It’s a sentiment so common it’s become cliche: The mercury starts rising and the crime rate does, too.
A week into summer, Philadelphia has already experienced spikes in both, with temperatures reaching 97 degrees and at least 24 injured – five fatally – in 15 separate incidents of violence between Saturday and Tuesday morning alone.
“Historically, the summer months have been most problematic, beginning around April when it starts to warm and continuing, in most cases, to October,” Deputy Police Commissioner Kevin Bethel confirmed, adding that shootings and homicides seem to be the crimes most affected by the season.
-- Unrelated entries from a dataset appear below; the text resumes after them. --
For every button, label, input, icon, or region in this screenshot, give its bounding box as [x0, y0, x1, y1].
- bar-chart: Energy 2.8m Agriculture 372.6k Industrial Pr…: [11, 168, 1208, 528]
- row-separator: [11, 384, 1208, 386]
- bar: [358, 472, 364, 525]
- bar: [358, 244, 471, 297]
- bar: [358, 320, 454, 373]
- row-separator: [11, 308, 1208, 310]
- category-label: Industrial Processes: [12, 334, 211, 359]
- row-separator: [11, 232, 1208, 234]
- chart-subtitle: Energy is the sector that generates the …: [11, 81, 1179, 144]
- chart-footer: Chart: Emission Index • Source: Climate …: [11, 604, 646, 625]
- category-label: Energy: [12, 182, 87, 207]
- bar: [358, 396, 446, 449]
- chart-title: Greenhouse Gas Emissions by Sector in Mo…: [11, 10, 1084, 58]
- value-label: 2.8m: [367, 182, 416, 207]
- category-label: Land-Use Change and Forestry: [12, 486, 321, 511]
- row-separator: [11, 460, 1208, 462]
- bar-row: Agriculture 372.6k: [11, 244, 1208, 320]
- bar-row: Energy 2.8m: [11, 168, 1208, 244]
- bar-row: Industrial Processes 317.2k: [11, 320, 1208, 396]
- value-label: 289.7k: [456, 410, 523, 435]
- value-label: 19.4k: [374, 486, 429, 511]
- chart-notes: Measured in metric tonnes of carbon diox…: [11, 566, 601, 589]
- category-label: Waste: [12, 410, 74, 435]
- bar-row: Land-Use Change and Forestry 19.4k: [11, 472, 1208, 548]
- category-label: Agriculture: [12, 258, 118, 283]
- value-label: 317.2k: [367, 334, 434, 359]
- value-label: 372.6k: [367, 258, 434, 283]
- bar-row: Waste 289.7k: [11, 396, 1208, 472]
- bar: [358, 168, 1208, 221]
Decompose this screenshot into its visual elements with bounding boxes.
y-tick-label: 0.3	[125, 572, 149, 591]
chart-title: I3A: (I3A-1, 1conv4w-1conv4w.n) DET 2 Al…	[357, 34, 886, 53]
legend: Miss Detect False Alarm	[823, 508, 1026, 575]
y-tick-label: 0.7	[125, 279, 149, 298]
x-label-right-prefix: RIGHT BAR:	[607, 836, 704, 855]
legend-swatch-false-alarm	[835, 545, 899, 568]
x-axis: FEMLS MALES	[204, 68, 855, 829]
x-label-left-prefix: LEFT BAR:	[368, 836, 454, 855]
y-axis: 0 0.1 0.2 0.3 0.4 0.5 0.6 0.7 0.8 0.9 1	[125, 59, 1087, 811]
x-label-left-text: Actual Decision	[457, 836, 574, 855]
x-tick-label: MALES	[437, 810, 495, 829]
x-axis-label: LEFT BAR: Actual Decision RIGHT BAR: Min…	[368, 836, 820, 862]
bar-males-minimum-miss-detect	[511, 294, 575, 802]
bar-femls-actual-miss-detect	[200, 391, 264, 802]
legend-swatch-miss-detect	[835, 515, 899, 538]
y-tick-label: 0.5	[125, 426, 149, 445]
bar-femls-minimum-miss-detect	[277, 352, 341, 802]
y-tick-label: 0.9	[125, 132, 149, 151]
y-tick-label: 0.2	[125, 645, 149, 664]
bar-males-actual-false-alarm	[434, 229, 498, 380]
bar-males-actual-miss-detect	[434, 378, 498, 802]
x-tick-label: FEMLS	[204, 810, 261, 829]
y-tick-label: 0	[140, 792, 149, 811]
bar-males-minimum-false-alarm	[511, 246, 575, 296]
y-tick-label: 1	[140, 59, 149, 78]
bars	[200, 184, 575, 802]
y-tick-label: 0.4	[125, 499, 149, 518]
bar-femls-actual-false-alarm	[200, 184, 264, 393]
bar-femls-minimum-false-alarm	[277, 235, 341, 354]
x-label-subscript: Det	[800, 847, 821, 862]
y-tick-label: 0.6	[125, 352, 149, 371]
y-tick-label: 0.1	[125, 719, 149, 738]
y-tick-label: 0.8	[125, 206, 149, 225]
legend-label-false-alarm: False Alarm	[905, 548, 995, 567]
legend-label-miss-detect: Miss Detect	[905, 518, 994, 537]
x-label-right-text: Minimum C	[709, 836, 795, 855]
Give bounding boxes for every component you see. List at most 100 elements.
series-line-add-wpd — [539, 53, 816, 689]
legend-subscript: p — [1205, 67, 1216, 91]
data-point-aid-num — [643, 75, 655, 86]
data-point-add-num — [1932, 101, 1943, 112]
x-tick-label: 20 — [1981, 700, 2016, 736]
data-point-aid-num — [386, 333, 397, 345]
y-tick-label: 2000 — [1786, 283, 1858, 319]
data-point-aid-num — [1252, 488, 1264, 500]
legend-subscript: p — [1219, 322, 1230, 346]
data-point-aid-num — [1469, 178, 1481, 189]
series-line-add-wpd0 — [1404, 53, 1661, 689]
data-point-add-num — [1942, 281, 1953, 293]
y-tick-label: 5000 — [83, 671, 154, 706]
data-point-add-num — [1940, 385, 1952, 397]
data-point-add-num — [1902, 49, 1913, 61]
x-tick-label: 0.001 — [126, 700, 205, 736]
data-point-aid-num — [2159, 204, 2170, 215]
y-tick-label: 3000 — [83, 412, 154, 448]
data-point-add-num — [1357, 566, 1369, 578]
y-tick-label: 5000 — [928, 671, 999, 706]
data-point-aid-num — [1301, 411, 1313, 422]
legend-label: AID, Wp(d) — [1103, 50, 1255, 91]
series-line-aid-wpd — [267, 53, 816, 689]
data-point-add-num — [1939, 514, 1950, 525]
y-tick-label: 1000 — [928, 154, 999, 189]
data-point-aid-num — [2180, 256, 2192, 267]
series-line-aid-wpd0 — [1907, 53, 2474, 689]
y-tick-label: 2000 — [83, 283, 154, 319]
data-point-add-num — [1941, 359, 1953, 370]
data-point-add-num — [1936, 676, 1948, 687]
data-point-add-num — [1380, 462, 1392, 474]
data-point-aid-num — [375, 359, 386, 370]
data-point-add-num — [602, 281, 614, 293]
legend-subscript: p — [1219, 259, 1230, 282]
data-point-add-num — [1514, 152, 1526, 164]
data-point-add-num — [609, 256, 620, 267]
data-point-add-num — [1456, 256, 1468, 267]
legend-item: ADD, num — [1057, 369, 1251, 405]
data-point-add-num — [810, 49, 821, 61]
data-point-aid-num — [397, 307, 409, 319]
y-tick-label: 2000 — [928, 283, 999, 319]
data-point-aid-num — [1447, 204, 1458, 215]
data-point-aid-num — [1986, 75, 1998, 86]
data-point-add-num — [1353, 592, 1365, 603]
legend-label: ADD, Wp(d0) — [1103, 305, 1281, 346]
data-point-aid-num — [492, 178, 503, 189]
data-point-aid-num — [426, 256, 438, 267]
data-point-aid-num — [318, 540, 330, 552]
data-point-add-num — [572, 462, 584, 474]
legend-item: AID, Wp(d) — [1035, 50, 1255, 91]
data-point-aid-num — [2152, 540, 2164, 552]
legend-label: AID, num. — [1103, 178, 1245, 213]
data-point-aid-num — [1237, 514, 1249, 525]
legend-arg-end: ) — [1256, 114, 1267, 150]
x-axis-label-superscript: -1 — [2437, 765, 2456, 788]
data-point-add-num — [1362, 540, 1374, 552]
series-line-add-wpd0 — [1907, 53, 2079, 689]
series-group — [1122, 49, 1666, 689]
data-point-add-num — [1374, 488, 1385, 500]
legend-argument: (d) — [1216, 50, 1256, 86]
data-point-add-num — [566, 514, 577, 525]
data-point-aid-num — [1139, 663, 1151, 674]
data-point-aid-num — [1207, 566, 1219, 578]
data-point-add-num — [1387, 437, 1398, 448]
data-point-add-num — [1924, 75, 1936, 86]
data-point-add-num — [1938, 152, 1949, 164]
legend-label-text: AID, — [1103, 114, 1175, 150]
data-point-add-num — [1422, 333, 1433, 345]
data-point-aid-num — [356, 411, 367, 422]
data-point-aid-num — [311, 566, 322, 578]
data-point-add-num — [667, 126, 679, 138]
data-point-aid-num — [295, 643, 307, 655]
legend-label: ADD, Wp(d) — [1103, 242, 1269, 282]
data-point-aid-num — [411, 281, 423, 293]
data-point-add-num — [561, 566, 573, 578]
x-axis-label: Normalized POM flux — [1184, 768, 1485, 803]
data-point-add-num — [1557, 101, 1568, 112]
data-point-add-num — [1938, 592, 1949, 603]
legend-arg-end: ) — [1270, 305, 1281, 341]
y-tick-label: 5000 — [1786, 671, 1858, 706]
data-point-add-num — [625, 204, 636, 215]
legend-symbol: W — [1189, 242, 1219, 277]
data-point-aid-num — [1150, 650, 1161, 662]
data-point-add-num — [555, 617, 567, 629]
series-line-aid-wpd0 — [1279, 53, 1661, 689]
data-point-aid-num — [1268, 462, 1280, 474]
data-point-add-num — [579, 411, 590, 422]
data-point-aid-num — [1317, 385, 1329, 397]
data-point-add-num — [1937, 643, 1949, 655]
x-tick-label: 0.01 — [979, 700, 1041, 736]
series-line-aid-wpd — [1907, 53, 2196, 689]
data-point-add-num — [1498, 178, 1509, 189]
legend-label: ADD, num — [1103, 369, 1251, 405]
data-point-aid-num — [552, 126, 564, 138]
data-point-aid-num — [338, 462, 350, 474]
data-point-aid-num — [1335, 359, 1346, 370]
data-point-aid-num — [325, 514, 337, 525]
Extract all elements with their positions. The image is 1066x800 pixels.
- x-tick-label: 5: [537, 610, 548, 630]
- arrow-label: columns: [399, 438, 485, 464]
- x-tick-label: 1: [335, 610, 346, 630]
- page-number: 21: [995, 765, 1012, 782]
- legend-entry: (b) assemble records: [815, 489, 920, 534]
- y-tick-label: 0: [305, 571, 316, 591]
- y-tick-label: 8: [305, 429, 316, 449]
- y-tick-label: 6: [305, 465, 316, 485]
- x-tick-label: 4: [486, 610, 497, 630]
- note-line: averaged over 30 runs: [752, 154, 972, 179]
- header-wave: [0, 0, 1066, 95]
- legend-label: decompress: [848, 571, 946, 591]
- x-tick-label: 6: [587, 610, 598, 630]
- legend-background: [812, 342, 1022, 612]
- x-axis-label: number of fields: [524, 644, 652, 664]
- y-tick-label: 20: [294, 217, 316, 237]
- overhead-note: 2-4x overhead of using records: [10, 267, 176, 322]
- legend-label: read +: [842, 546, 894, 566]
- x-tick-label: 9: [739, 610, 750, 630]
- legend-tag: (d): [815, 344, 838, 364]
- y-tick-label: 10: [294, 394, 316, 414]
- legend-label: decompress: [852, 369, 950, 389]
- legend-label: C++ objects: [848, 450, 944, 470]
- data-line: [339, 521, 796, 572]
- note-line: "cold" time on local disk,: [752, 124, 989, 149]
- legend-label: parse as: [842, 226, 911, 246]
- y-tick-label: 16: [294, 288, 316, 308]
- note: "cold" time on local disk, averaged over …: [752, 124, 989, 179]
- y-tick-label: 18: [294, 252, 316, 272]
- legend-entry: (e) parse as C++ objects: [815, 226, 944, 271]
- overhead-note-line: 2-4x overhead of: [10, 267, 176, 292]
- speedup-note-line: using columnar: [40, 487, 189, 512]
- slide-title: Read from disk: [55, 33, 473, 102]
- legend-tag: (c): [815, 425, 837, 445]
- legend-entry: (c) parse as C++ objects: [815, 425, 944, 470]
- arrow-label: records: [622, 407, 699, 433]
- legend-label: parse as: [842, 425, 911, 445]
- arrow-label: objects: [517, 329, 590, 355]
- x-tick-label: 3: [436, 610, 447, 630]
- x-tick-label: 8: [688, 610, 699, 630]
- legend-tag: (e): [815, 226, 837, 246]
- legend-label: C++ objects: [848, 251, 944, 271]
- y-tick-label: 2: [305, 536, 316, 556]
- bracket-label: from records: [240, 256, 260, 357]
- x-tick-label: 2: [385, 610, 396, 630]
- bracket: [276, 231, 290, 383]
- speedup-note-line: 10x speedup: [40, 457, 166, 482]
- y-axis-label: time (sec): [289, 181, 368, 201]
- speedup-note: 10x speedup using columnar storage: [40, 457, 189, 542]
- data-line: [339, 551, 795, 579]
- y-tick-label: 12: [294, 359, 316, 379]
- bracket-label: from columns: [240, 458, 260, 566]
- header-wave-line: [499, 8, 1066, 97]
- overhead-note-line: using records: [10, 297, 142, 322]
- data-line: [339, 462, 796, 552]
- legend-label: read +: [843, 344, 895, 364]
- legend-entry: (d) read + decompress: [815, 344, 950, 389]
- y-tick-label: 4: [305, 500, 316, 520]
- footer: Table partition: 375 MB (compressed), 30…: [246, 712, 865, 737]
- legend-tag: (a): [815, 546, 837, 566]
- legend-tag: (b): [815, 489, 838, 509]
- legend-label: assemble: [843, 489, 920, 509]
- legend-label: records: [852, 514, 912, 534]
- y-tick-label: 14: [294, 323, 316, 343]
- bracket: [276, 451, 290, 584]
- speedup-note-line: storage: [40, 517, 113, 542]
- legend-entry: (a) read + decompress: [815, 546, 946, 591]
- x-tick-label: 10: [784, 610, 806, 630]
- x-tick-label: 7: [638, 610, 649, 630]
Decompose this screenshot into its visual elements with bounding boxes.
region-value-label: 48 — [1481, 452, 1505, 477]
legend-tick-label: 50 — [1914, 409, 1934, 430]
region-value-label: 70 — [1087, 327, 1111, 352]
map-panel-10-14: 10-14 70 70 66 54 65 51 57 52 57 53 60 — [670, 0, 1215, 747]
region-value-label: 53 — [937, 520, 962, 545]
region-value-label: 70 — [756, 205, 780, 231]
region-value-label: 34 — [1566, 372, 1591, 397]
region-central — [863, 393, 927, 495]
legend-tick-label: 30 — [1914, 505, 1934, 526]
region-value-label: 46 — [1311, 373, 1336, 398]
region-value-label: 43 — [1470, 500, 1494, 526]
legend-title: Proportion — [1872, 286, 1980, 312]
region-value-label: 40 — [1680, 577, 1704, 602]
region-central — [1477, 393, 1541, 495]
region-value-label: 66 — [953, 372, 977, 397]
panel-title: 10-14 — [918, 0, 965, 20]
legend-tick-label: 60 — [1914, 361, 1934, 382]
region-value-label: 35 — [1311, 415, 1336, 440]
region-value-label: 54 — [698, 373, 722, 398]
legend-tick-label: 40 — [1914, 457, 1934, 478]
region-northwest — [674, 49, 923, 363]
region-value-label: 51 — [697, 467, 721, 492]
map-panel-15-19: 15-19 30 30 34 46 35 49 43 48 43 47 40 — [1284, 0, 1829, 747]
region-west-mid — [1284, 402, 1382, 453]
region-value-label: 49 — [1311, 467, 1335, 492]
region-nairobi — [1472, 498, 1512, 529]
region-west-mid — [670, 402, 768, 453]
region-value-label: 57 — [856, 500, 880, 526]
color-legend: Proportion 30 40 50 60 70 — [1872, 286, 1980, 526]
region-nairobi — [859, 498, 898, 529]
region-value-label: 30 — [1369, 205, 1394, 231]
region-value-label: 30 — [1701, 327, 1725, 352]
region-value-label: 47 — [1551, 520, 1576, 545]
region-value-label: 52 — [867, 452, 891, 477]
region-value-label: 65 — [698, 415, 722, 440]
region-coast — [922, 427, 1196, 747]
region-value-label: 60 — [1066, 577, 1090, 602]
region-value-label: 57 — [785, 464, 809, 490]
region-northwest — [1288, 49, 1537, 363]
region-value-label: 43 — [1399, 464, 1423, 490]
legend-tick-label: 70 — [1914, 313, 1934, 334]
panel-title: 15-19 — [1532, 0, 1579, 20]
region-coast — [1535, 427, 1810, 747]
According to Philadelphia police statistics, there were 86 fewer violent crimes during the week ending January 22, 2012, when the average high temperature was 40 degrees, than this past week ending June 24, when the average high was 88 degrees – a reduction of nearly 25 percent.
Veteran criminologist Ellen Cohn, who has been studying the temperature-crime connection for over 30 years, said it is not specific to Philadelphia. “We’ve done different studies in different states and countries – I’m working with a colleague in New Zealand using data from South Africa and we’re still seeing a correlation there,” she said.
“We’ve studied a number of other weather variables – rain, snow, air pressure, humidity – sometimes they show a relationship, sometimes they don’t. Temperature is very consistent, though.”